Portugal is currently one of those rare countries where no taxes are paid on any profits from buying and selling crypto.
However, this fortunate situation could change because, as Bloomberg reports, the Portuguese government yesterday presented to parliament new provisions for the 2023 budget, in which the 28% taxation of capital gains generated on cryptocurrencies held for less than a year also appears.
Portugal might tax capital gains on crypto
In some other countries, any capital gains from buying and selling cryptocurrencies held for more than a year are not taxed, and so should be the case in Portugal. Right now in the country, no crypto capital gains are taxed, but if the government’s stance passes then only gains on cryptocurrencies held for less than a year will be taxed.
In other words, starting next year in Portugal, those who buy cryptocurrencies and resell them at a higher price less than 365 days later will have to pay 28% tax on the profits generated. In contrast, those who generate them by reselling them at least 366 days after purchase will continue to be exempt.
In fact, mining profits are already taxed now in Portugal, as are all gains in cryptocurrency from professional or commercial activities. It is the taxation regime for capital gains from mere buying and selling in the market that changes
The draft for the bill has yet to be approved by parliament, so in theory it could still undergo changes. But given that the Portuguese government’s decision simply brings local regulations into line with those of other European countries, it is hard to imagine that it could raise vetoes.

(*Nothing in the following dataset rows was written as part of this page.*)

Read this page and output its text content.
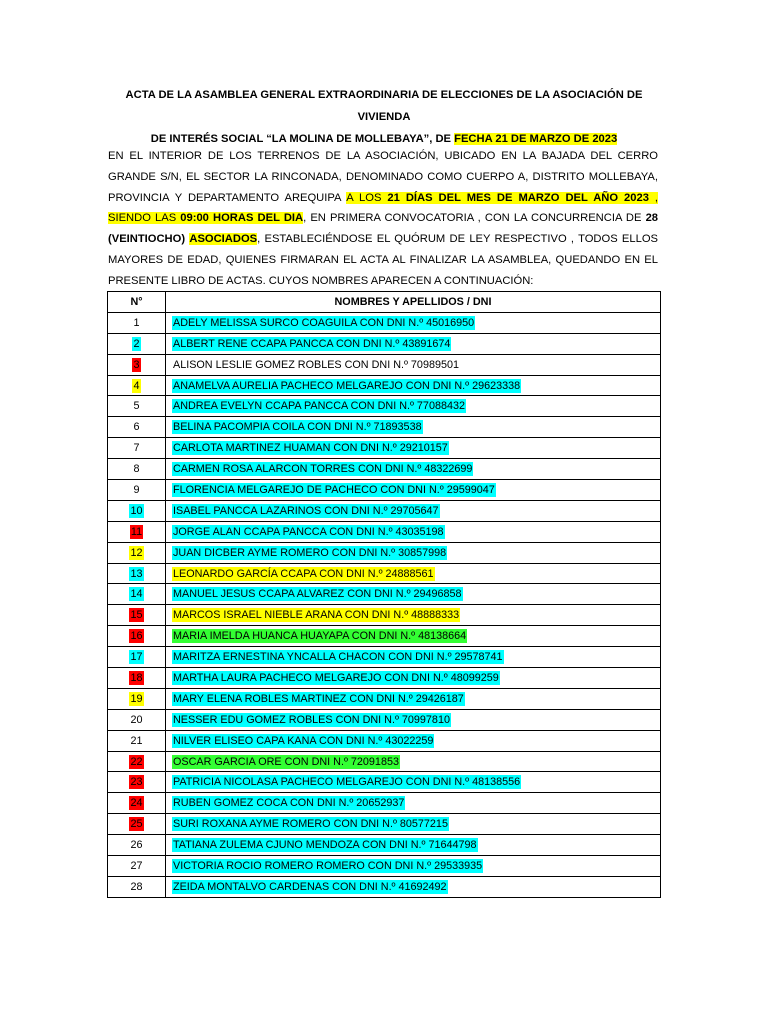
ACTA DE LA ASAMBLEA GENERAL EXTRAORDINARIA DE ELECCIONES DE LA ASOCIACIÓN DE VIVIENDA
DE INTERÉS SOCIAL “LA MOLINA DE MOLLEBAYA”, DE FECHA 21 DE MARZO DE 2023
EN EL INTERIOR DE LOS TERRENOS DE LA ASOCIACIÓN, UBICADO EN LA BAJADA DEL CERRO GRANDE S/N, EL SECTOR LA RINCONADA, DENOMINADO COMO CUERPO A, DISTRITO MOLLEBAYA, PROVINCIA Y DEPARTAMENTO AREQUIPA A LOS 21 DÍAS DEL MES DE MARZO DEL AÑO 2023 , SIENDO LAS 09:00 HORAS DEL DIA, EN PRIMERA CONVOCATORIA , CON LA CONCURRENCIA DE 28 (VEINTIOCHO) ASOCIADOS, ESTABLECIÉNDOSE EL QUÓRUM DE LEY RESPECTIVO , TODOS ELLOS MAYORES DE EDAD, QUIENES FIRMARAN EL ACTA AL FINALIZAR LA ASAMBLEA, QUEDANDO EN EL PRESENTE LIBRO DE ACTAS. CUYOS NOMBRES APARECEN A CONTINUACIÓN:
N°	NOMBRES Y APELLIDOS / DNI
1	ADELY MELISSA SURCO COAGUILA CON DNI N.º 45016950
2	ALBERT RENE CCAPA PANCCA CON DNI N.º 43891674
3	ALISON LESLIE GOMEZ ROBLES CON DNI N.º 70989501
4	ANAMELVA AURELIA PACHECO MELGAREJO CON DNI N.º 29623338
5	ANDREA EVELYN CCAPA PANCCA CON DNI N.º 77088432
6	BELINA PACOMPIA COILA CON DNI N.º 71893538
7	CARLOTA MARTINEZ HUAMAN CON DNI N.º 29210157
8	CARMEN ROSA ALARCON TORRES CON DNI N.º 48322699
9	FLORENCIA MELGAREJO DE PACHECO CON DNI N.º 29599047
10	ISABEL PANCCA LAZARINOS CON DNI N.º 29705647
11	JORGE ALAN CCAPA PANCCA CON DNI N.º 43035198
12	JUAN DICBER AYME ROMERO CON DNI N.º 30857998
13	LEONARDO GARCÍA CCAPA CON DNI N.º 24888561
14	MANUEL JESUS CCAPA ALVAREZ CON DNI N.º 29496858
15	MARCOS ISRAEL NIEBLE ARANA CON DNI N.º 48888333
16	MARIA IMELDA HUANCA HUAYAPA CON DNI N.º 48138664
17	MARITZA ERNESTINA YNCALLA CHACON CON DNI N.º 29578741
18	MARTHA LAURA PACHECO MELGAREJO CON DNI N.º 48099259
19	MARY ELENA ROBLES MARTINEZ CON DNI N.º 29426187
20	NESSER EDU GOMEZ ROBLES CON DNI N.º 70997810
21	NILVER ELISEO CAPA KANA CON DNI N.º 43022259
22	OSCAR GARCIA ORE CON DNI N.º 72091853
23	PATRICIA NICOLASA PACHECO MELGAREJO CON DNI N.º 48138556
24	RUBEN GOMEZ COCA CON DNI N.º 20652937
25	SURI ROXANA AYME ROMERO CON DNI N.º 80577215
26	TATIANA ZULEMA CJUNO MENDOZA CON DNI N.º 71644798
27	VICTORIA ROCIO ROMERO ROMERO CON DNI N.º 29533935
28	ZEIDA MONTALVO CARDENAS CON DNI N.º 41692492
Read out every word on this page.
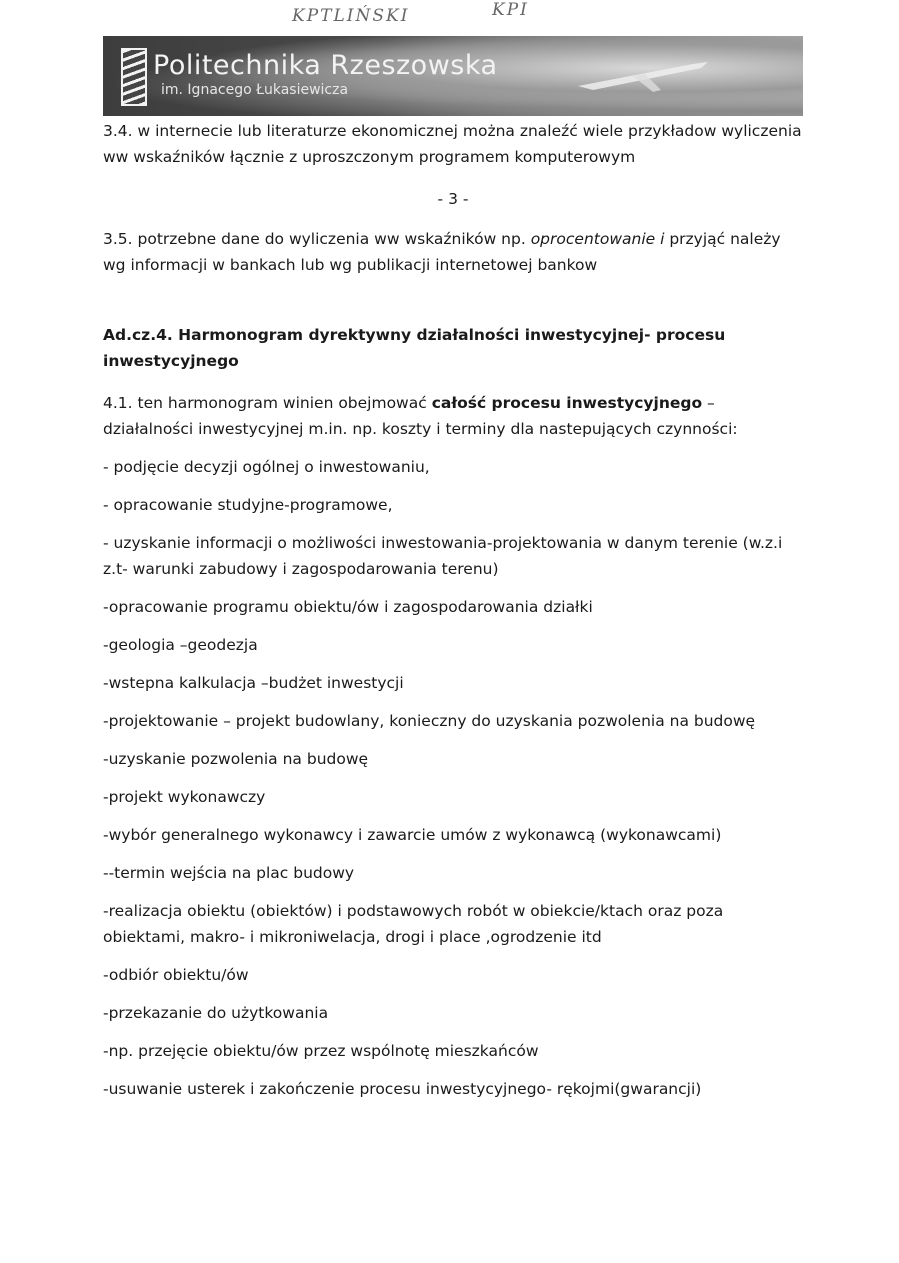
KPTLIŃSKI	KPI
Politechnika Rzeszowska
im. Ignacego Łukasiewicza

3.4. w internecie lub literaturze ekonomicznej można znaleźć wiele przykładow wyliczenia ww wskaźników łącznie z uproszczonym programem komputerowym

- 3 -

3.5. potrzebne dane do wyliczenia ww wskaźników np. oprocentowanie i przyjąć należy wg informacji w bankach lub wg publikacji internetowej bankow

Ad.cz.4. Harmonogram dyrektywny działalności inwestycyjnej- procesu inwestycyjnego

4.1. ten harmonogram winien obejmować całość procesu inwestycyjnego – działalności inwestycyjnej m.in. np. koszty i terminy dla nastepujących czynności:

- podjęcie decyzji ogólnej o inwestowaniu,

- opracowanie studyjne-programowe,

- uzyskanie informacji o możliwości inwestowania-projektowania w danym terenie (w.z.i z.t- warunki zabudowy i zagospodarowania terenu)

-opracowanie programu obiektu/ów i zagospodarowania działki

-geologia –geodezja

-wstepna kalkulacja –budżet inwestycji

-projektowanie – projekt budowlany, konieczny do uzyskania pozwolenia na budowę

-uzyskanie pozwolenia na budowę

-projekt wykonawczy

-wybór generalnego wykonawcy i zawarcie umów z wykonawcą (wykonawcami)

--termin wejścia na plac budowy

-realizacja obiektu (obiektów) i podstawowych robót w obiekcie/ktach oraz poza obiektami, makro- i mikroniwelacja, drogi i place ,ogrodzenie itd

-odbiór obiektu/ów

-przekazanie do użytkowania

-np. przejęcie obiektu/ów przez wspólnotę mieszkańców

-usuwanie usterek i zakończenie procesu inwestycyjnego- rękojmi(gwarancji)
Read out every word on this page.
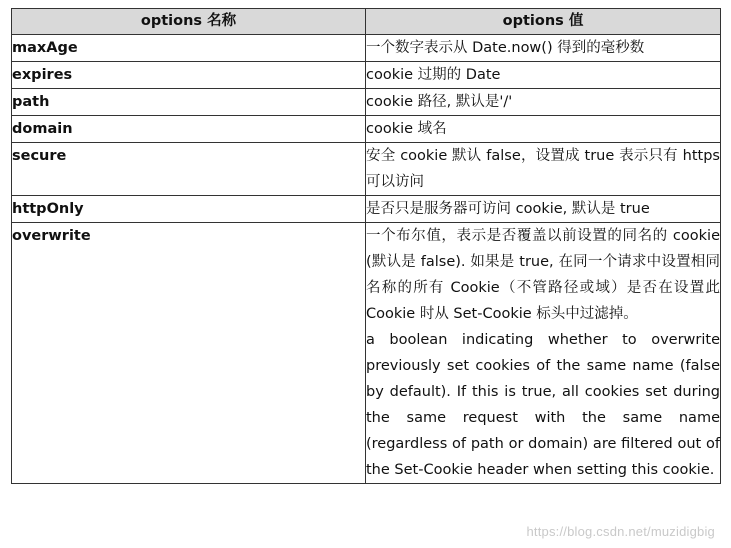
options 名称	options 值
maxAge	一个数字表示从 Date.now() 得到的毫秒数
expires	cookie 过期的 Date
path	cookie 路径, 默认是'/'
domain	cookie 域名
secure	安全 cookie 默认 false，设置成 true 表示只有 https 可以访问
httpOnly	是否只是服务器可访问 cookie, 默认是 true
overwrite	一个布尔值，表示是否覆盖以前设置的同名的 cookie (默认是 false). 如果是 true, 在同一个请求中设置相同名称的所有 Cookie（不管路径或域）是否在设置此 Cookie 时从 Set-Cookie 标头中过滤掉。
a boolean indicating whether to overwrite previously set cookies of the same name (false by default). If this is true, all cookies set during the same request with the same name (regardless of path or domain) are filtered out of the Set-Cookie header when setting this cookie.
https://blog.csdn.net/muzidigbig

What might be harder, however, might be the approval of proposed new rules to introduce a 10% tax on the “free” transfer of cryptocurrencies, and 4% on fees pocketed by brokers on crypto transactions.
The government itself, in order to maximize the chances of approval, has admitted that the new rules are in line with, for example, Germany’s cryptocurrency legislation.
Secretary of State for Fiscal Affairs António Mendonça Mendes said:
“It’s a regime that fits into our tax system and also to what is being done in the rest of Europe.”
It is worth noting that the absence of specific legislation for cryptocurrencies, and taxes on capital gains, has attracted many cryptocurrency holders and crypto companies to the country in recent times, thanks in part to a low cost of living and mild temperatures.
Moreover, for several years now Portugal’s policy choices have aimed precisely at, among other things, attracting wealthy foreigners, thanks to the country’s so-called program for non-regular residents, which offers a flat income tax of 20%, or even as low as 10% on pensions. Thanks to this policy over the past decade, the number of foreign residents living in Portugal has increased by 40%.
Although the introduction of a crypto capital gains tax dedicated explicitly to traders could also in theory harm this trend, in reality the true holders are not affected, so the harm could be minimal.
It is worth noting that Portugal has only 10 million inhabitants in all, which is slightly more than the population of the city of London alone. Of these, about half a million are foreign residents who have arrived in the past decade.
To be fair, in many other European Union countries the taxation regime regarding cryptocurrencies is definitely much harsher. While the rate on capital gains is generally 26%, instead of 28%, there is usually no 365-day threshold, like in Germany.
It is worth mentioning that speculators very rarely hold cryptocurrencies for more than a year, as opposed to investors who often do. Thus there is no shortage of those who earn capital gains, but only after holding their cryptocurrencies in the portfolio for at least a year.
This is why Germany’s crypto tax regime, or Portugal’s, is able to attract many investors, but not speculators.
In the US, for example, there is no threshold, so taxes on any capital gains are always paid.
The issue of taxation is one of the most critical and sensitive ones regarding the actual use of cryptocurrencies depending on which country you are in.
In fact, one of the big problems is that when you spend cryptocurrencies to purchase assets whose value is greater than the cost at which they were purchased, there is always the risk that the difference in value could be considered a capital gain. In the case of mandatory capital gains taxation, it becomes very difficult to calculate the amount of taxes due, and more importantly to charge them. The 365 threshold completely eliminates the problem for holders, making it much easier to spend cryptocurrencies held for at least a year.